No, this has nothing to do with Bill Clinton. We’re talking about the other Monica — former Justice Department lawyer Monica Goodling, one of our favorite personalities here at ATL.
Over the weekend, the New York Times published the best article we’ve read in a long, long time. Check it out (annotations ours):
Now this is the point in the post where we should start highlighting the best parts of Eric Lipton’s article, followed by mildly snarky quips. But the entire piece is so delicious that it would be wrong to pick out excerpts. Please read the whole thing for yourself, by clicking here.
Okay, are you done? Great. Discussion continues after the jump.
As for commentary, some of you already had some very funny things to say. Do a “find” for “Monica” in the comments to this post. Here are our three favorites:
1. From Anonymous, May 12, 12:17 PM:
O M G.
Monica vetoed HIP-HOP MUSIC in a Puerto Rican ad against gun crime? She put fabric mu-mus over the boobies on those statues? What a trainwreck!
Honestly, I love people who are deeply religious AND extremely well-educated. But … letting IGNORANT religious people set Justice Department policy is really, really scary.
2. From “Monica Goodling,”, May 12, 12:35 PM:
Everyone knows that the teenagers of Puerto Rico respond best to John Ashcroft’s warbling rendition of his hit “Let the Eagle Soar” in advertising campaigns. Trust me — I grew up on the mean streets of Central Pennsylvania. You know how we do.
Now, if you’ll excuse me, I need to go work on my latest Justice Department employee applicant questionnaire.
Question #1: Have you ever masturbated, and if so, did you beg our Lord Jesus Christ’s mercy and forgiveness in tears afterwards? Explain.
3. From Anonymous, May 12, 12:51 PM:
See, I actually feel really bad for this Monica chick.
I really think it’s the fault of the people who hired her. She was young, dumb, and went to Regent Law. She had no idea what she was doing and how to approach her position, and seems to have misguidedly been doing “the Lord’s work” . . . but at the Justice Department. And nobody seems to have been steering the ship above her.
It’s like hiring a hamster to do your taxes. Should you be shocked when your return hasn’t been filed properly and there’s pellets of shit everywhere you have to clean up? No.

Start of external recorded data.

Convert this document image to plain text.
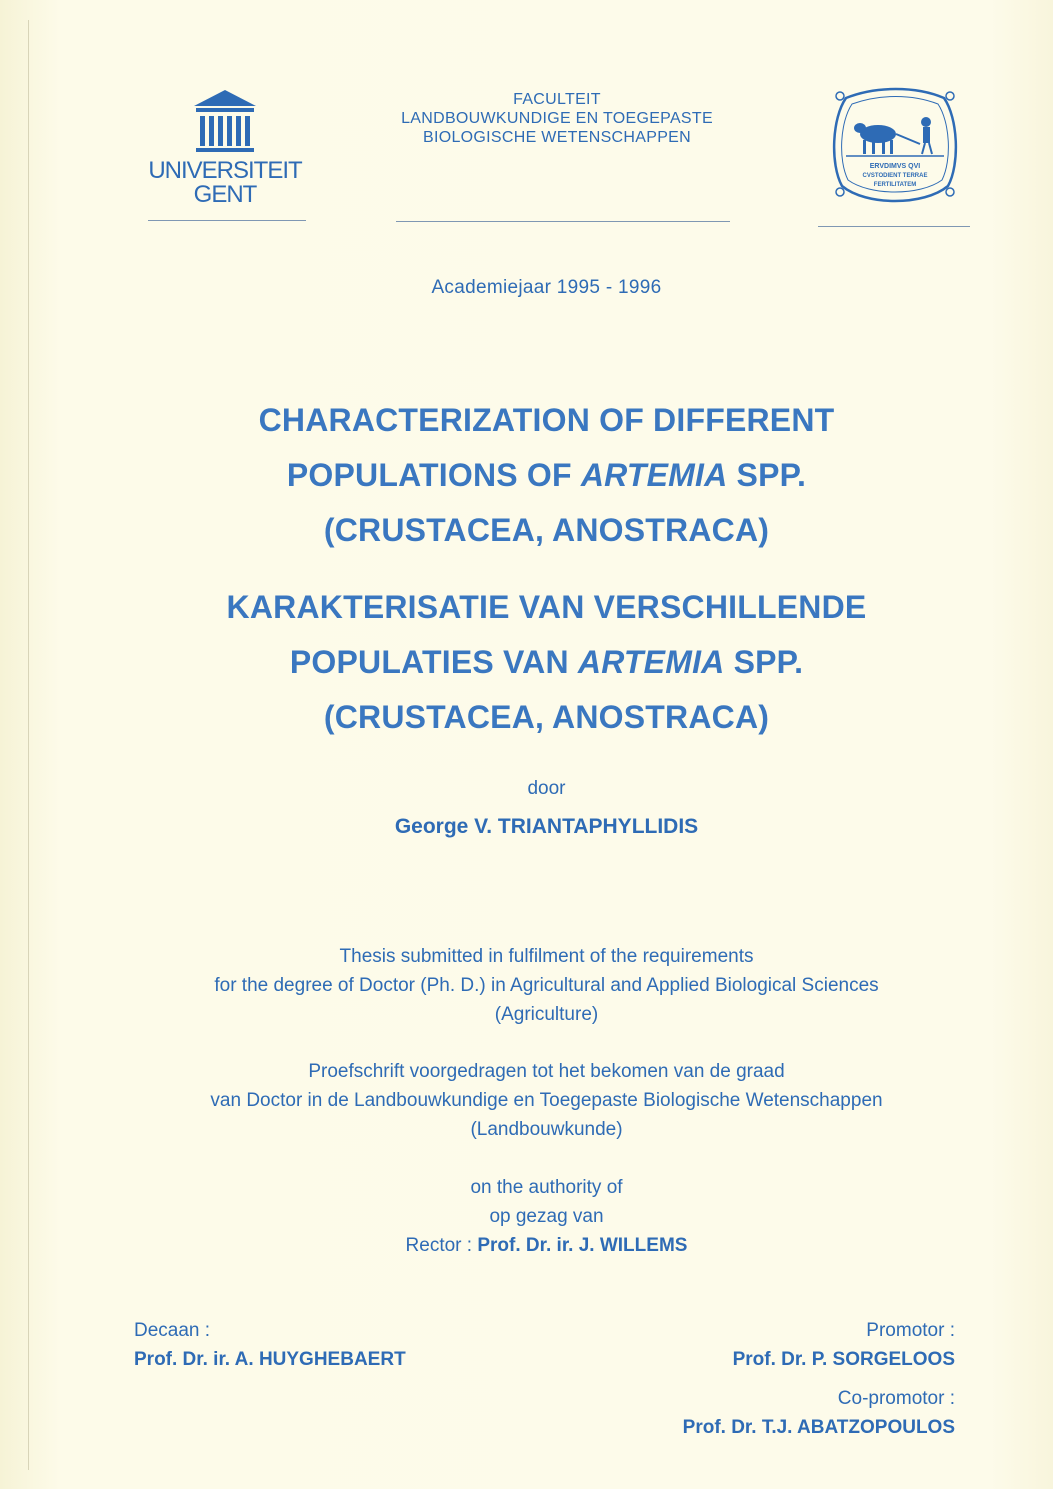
UNIVERSITEIT
GENT
FACULTEIT
LANDBOUWKUNDIGE EN TOEGEPASTE
BIOLOGISCHE WETENSCHAPPEN
ERVDIMVS QVI
CVSTODIENT TERRAE
FERTILITATEM
Academiejaar 1995 - 1996
CHARACTERIZATION OF DIFFERENT
POPULATIONS OF ARTEMIA SPP.
(CRUSTACEA, ANOSTRACA)
KARAKTERISATIE VAN VERSCHILLENDE
POPULATIES VAN ARTEMIA SPP.
(CRUSTACEA, ANOSTRACA)
door
George V. TRIANTAPHYLLIDIS
Thesis submitted in fulfilment of the requirements
for the degree of Doctor (Ph. D.) in Agricultural and Applied Biological Sciences
(Agriculture)
Proefschrift voorgedragen tot het bekomen van de graad
van Doctor in de Landbouwkundige en Toegepaste Biologische Wetenschappen
(Landbouwkunde)
on the authority of
op gezag van
Rector : Prof. Dr. ir. J. WILLEMS
Decaan :
Prof. Dr. ir. A. HUYGHEBAERT
Promotor :
Prof. Dr. P. SORGELOOS
Co-promotor :
Prof. Dr. T.J. ABATZOPOULOS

We concur with comment #3. And we’d also point out that the article vindicates our original decision to praise Monica Goodling as a DOJ diva (despite that out-of-character, one-time crying fit).
The piece makes abundantly clear that Goodling made aggressive efforts to reshape the Department of Justice in the image of, well, Regent University. Was this completely misguided, grossly improper, and possibly illegal? Maybe. But it does show that Goodling is a high-powered, strong-willed female — a diva with a capital “D.”
Monica, we apologize for briefly doubting you. You have been restored to that special place in our heart. We love you!